Friday, 6 May 2022

Twelfth century Bury St Edmunds manuscripts on display


The BBC News website has a report at Medieval manuscripts return to abbey where made about an exhibition in Bury St Edmunds of seven surviving manuscripts from the Abbey. They have been lent by Pembroke and Jesus colleges at Cambridge to mark the millennium of the foundation of the Benedictine monastery in 1020.

These survivors from the abbey scriptorium and library are beautiful in themselves and are a reminder of what we have lost - less than a tenth of the books from the abbey library at the time of the suppression are believed to survive.

Twelfth century Bury in particular was a great cultural centre, of which we get glimpses in these and other manuscripts, in the fragments of the great monastic church and in such superb treasures of the ivory cross, usually considered to be from the abbey and now at the Cloisters in New York. There is a facsimile at the cathedral in Bury St Edmunds.

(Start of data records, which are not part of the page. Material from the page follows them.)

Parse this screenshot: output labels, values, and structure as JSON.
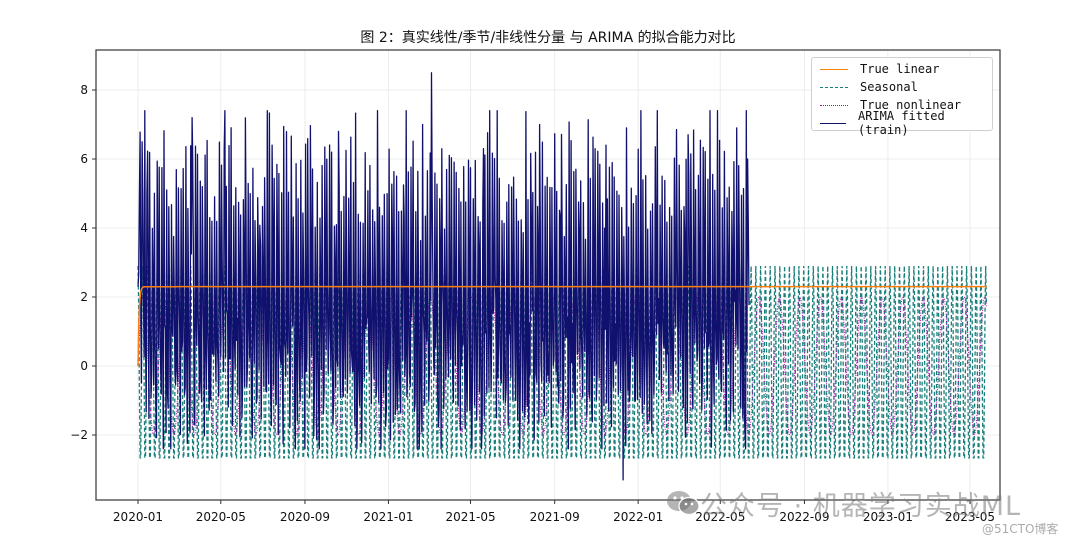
{
  "title": "图 2：真实线性/季节/非线性分量 与 ARIMA 的拟合能力对比",
  "legend": {
    "items": [
      {
        "label": "True linear",
        "color": "#ff7f0e",
        "style": "solid"
      },
      {
        "label": "Seasonal",
        "color": "#1a7f7a",
        "style": "dashed"
      },
      {
        "label": "True nonlinear",
        "color": "#b300b3",
        "style": "dotted"
      },
      {
        "label": "ARIMA fitted (train)",
        "color": "#10106e",
        "style": "solid"
      }
    ]
  },
  "watermark": {
    "main": "公众号 · 机器学习实战ML",
    "sub": "@51CTO博客"
  },
  "colors": {
    "linear": "#ff7f0e",
    "seasonal": "#1a7f7a",
    "nonlinear": "#b300b3",
    "arima": "#10106e",
    "grid": "#ececec",
    "axis": "#333333"
  },
  "chart_data": {
    "type": "line",
    "title": "图 2：真实线性/季节/非线性分量 与 ARIMA 的拟合能力对比",
    "xlabel": "",
    "ylabel": "",
    "x_range": [
      "2020-01-01",
      "2023-05-25"
    ],
    "ylim": [
      -3.9,
      9.1
    ],
    "grid": true,
    "legend_position": "upper right",
    "x_ticks": [
      "2020-01",
      "2020-05",
      "2020-09",
      "2021-01",
      "2021-05",
      "2021-09",
      "2022-01",
      "2022-05",
      "2022-09",
      "2023-01",
      "2023-05"
    ],
    "y_ticks": [
      -2,
      0,
      2,
      4,
      6,
      8
    ],
    "frequency": "daily",
    "train_end": "2022-06-12",
    "series": [
      {
        "name": "True linear",
        "style": "solid",
        "description": "ramps from 0 to ~2.3 in first days, then constant",
        "start_value": 0.0,
        "plateau_value": 2.3,
        "range": [
          "2020-01-01",
          "2023-05-25"
        ]
      },
      {
        "name": "Seasonal",
        "style": "dashed",
        "description": "weekly periodic component",
        "period_days": 7,
        "max": 2.9,
        "min": -2.95,
        "range": [
          "2020-01-01",
          "2023-05-25"
        ]
      },
      {
        "name": "True nonlinear",
        "style": "dotted",
        "description": "sinusoidal component",
        "amplitude": 2.0,
        "period_days": 30,
        "range": [
          "2020-01-01",
          "2023-05-25"
        ]
      },
      {
        "name": "ARIMA fitted (train)",
        "style": "solid",
        "description": "in-sample fit on train period only, weekly spikes",
        "range": [
          "2020-01-01",
          "2022-06-12"
        ],
        "max": 8.5,
        "max_date": "2021-03-05",
        "min": -3.3,
        "min_date": "2021-12-10",
        "typical_peak_range": [
          4.0,
          7.3
        ],
        "typical_trough_range": [
          -2.2,
          0.5
        ],
        "sampled_peaks": [
          {
            "date": "2020-01-03",
            "value": 4.9
          },
          {
            "date": "2020-01-07",
            "value": 6.5
          },
          {
            "date": "2020-01-14",
            "value": 5.0
          },
          {
            "date": "2020-03-20",
            "value": 7.2
          },
          {
            "date": "2020-05-07",
            "value": 7.4
          },
          {
            "date": "2020-07-15",
            "value": 6.4
          },
          {
            "date": "2020-10-20",
            "value": 6.8
          },
          {
            "date": "2021-02-20",
            "value": 7.0
          },
          {
            "date": "2021-03-05",
            "value": 8.5
          },
          {
            "date": "2021-05-20",
            "value": 6.3
          },
          {
            "date": "2021-08-10",
            "value": 7.0
          },
          {
            "date": "2021-11-15",
            "value": 6.4
          },
          {
            "date": "2022-03-15",
            "value": 6.7
          },
          {
            "date": "2022-05-25",
            "value": 6.9
          },
          {
            "date": "2022-06-10",
            "value": 6.0
          }
        ]
      }
    ]
  }
}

The cross is described by Wikipedia at Cloisters Cross and by the Metropolitan Museum website at The Cloisters Cross | British | The Metropolitan Museum of Art

I wrote about it in 2012 at The Bury St Edmunds Cross which has a series of images, including one with what is believed to be the original Corpus which is now in a museum in Oslo.

This was also the time that Jocelyn of Brakelonde wrote his Life of Abbot Samson which gives numerous insights into the life of the abbey, and of medieval Benedictinism in general.